Banerjee and Duflo later performed similar studies, building research methods that “now entirely dominate” development economics, according to the Nobel committee, the Post reported.

The researchers also found that even small differences in prices can lead to dramatically different health outcomes, particularly in preventive care.

Kremer, for instance, discovered that 75 per cent of poor parents would give their children deworming pills for parasitic infections when the medication was free, compared with 18 per cent when the medicine cost less than $1, according to the Royal Swedish Academy of Sciences.

After these findings, the committee said, the World Health Organisation recommended that medicine be distributed for free to more than 800 million schoolchildren in areas where more than 20 per cent have a certain kind of parasitic worm infection.

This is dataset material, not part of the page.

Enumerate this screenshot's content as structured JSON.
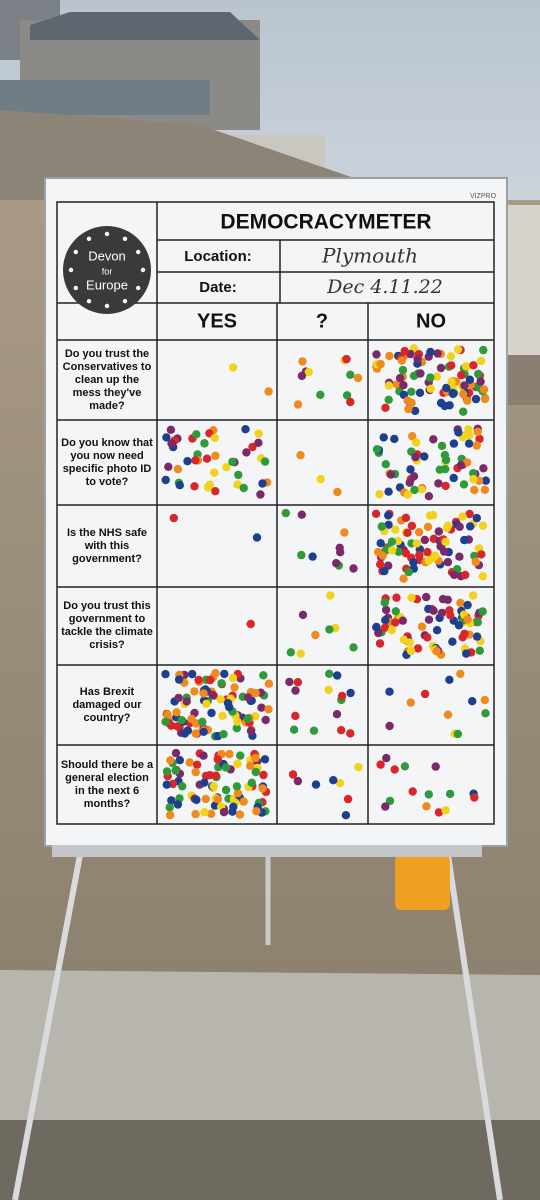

Kremer received an undergraduate degree in social studies in 1985 and a Ph.D in economics in 1992, both from Harvard, according to the Harvard Gazette.

He is a Fellow of the American Academy of Arts and Sciences, and a recipient of a MacArthur Fellowship and a Presidential Faculty Fellowship. In 2010, he was named the scientific director of development innovation ventures for the US Agency for International Development (USAID). And he was a fellow at the Radcliffe Institute for Advanced Study 2013-2014.